Our collective failure to do what needs to be done to prevent people with a drug problem dying through overdose is a national disgrace.  The evidence for what should be done is clear and unequivocal.  While people’s lives are often complicated and challenging, their needs are clear.  What works, and what needs to be improved for people in Scotland,  is treatment and support.

New standards for drug treatment were published in May of this year. These should transform services – not just the processes involved but the whole culture of treatment which should empower people and give them choice and control in their lives.

These new standards need to be implemented as a national priority.  To be clear, treatment services will not transform themselves.  Change will require investment, leadership and higher expectations from the Scottish public, people who may use treatment services, their families and communities.

Only 35-40% of the 58000 people with a drug problem in Scotland are in treatment.  In the rest of the UK that figure is nearly double Scotland’s rate.  Why is that? It may be painful to admit but for many people in desperate need, treatment, in too many parts of Scotland, is neither accessible nor acceptable.  That has to change if we are to deliver on the National Mission to reduce drug deaths.
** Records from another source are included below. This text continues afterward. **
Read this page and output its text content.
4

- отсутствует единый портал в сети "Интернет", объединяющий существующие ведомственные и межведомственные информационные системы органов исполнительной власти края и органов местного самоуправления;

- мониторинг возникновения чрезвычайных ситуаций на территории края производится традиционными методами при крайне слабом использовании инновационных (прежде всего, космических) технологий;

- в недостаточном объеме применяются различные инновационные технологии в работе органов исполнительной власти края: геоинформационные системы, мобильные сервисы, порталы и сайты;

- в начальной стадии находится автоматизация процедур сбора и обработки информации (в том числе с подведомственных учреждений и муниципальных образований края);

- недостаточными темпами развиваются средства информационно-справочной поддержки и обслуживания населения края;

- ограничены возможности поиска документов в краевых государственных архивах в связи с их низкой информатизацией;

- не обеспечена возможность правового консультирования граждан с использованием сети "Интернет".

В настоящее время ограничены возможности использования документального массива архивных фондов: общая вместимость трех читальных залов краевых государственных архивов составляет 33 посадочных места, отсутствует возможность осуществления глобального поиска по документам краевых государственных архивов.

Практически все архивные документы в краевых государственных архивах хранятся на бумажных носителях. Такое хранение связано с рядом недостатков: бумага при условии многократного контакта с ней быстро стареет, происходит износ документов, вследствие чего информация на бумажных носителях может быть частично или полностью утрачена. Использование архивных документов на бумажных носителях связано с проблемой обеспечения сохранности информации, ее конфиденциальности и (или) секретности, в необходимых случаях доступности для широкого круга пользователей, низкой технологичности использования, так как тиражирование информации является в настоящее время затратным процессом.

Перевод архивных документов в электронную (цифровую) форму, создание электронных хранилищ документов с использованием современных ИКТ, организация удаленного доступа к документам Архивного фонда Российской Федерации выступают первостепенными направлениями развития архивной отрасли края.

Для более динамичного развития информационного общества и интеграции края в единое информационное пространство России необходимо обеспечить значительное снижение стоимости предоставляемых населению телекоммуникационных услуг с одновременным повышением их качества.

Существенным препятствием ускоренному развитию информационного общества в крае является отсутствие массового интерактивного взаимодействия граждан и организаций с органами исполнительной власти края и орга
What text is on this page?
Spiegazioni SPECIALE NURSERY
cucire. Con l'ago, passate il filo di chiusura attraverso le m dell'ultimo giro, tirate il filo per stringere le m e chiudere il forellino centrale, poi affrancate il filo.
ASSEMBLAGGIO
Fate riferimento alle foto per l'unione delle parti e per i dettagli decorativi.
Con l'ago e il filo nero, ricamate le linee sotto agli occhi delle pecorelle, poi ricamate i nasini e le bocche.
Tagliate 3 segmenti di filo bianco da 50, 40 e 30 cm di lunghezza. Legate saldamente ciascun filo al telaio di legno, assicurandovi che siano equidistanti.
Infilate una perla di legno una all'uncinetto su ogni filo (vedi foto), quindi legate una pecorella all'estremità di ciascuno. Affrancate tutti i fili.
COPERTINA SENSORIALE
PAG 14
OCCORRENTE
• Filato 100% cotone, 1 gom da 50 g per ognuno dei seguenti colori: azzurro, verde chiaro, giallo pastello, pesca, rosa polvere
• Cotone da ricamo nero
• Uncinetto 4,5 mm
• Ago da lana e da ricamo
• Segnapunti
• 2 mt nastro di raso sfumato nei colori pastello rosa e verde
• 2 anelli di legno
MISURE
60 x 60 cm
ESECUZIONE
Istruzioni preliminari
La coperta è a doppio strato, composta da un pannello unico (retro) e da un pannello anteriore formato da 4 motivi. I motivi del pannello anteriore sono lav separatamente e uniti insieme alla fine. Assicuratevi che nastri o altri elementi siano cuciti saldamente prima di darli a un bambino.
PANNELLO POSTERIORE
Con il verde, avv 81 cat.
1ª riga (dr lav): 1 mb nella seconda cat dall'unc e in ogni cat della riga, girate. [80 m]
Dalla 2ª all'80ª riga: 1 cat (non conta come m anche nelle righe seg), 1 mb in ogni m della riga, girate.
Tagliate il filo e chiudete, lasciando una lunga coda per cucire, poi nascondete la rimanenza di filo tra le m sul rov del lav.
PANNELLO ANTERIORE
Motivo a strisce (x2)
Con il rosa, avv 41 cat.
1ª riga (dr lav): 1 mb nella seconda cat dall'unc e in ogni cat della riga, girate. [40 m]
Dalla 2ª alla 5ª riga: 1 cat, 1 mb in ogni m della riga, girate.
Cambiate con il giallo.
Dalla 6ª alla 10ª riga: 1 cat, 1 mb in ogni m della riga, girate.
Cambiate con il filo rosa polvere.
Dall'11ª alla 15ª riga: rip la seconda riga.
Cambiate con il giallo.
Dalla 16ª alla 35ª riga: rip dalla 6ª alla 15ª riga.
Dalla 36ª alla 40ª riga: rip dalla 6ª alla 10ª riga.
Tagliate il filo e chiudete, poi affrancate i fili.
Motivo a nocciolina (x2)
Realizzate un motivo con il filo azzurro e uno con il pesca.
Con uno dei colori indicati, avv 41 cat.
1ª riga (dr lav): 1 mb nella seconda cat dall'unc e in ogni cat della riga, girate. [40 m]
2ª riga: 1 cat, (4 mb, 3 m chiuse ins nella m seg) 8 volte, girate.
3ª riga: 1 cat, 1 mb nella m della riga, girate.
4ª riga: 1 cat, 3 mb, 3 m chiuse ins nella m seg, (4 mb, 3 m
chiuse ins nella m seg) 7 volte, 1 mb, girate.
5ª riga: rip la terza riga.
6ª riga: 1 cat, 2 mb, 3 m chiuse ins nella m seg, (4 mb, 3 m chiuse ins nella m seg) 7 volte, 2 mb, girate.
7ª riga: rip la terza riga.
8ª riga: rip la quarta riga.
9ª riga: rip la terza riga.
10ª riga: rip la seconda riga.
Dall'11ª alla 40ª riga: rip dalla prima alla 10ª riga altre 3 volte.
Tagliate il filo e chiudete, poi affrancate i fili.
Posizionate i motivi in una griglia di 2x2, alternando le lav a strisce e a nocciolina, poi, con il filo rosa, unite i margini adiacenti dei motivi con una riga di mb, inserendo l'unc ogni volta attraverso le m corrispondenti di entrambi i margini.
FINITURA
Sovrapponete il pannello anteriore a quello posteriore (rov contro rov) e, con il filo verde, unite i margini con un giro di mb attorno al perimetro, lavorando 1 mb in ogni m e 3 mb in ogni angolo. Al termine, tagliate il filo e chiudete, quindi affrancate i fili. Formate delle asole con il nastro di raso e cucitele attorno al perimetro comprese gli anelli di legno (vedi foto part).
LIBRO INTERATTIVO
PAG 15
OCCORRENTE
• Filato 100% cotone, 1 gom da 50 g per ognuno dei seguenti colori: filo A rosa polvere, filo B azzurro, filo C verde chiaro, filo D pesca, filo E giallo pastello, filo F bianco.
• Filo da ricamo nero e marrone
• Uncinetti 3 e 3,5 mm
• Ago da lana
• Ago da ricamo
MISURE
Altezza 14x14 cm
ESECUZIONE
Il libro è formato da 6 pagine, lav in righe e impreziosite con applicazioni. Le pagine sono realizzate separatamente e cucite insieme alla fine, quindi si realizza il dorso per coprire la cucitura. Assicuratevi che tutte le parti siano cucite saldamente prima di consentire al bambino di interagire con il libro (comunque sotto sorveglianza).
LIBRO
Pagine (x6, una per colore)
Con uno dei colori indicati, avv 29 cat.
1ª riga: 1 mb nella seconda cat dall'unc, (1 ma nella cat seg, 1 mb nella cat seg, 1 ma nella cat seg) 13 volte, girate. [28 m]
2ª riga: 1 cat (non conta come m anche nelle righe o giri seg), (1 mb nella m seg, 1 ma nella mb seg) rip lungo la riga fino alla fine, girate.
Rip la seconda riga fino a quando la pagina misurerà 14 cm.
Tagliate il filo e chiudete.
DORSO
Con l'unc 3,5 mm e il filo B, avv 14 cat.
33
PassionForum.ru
We need a full range of community treatment services which are accessible on the day people ask for help.  Some people need a choice of medication beyond just methadone and buprenorphine including heroin-assisted treatment.  We also need to consider the needs of people who have problems both with both opiates and other types of drugs – benzodiazepines and cocaine, for example.  We need a full range of residential services including stabilisation and crisis intervention services where people can step out of their present circumstances, achieve stability and be supported to address the issues they have, including issues with their medication.

As well as medical treatment people need a therapeutic relationship with their treatment provider, and wider social supports around things like housing, welfare and employability. People in Scotland’s most deprived areas are 18 times more likely to have a drug-related death than others. We need to address a whole range of issues simultaneously and not look at issues in isolation.  Treatment, recovery, decriminalisation and so on need to be seen in a wider context that includes poverty. Everybody, including people with a drug problem, need a home and something to do during their day.  They need a positive network of people around them including the professionals they encounter.  Where they have problems, they need realistic hope that there are supports so that things can change.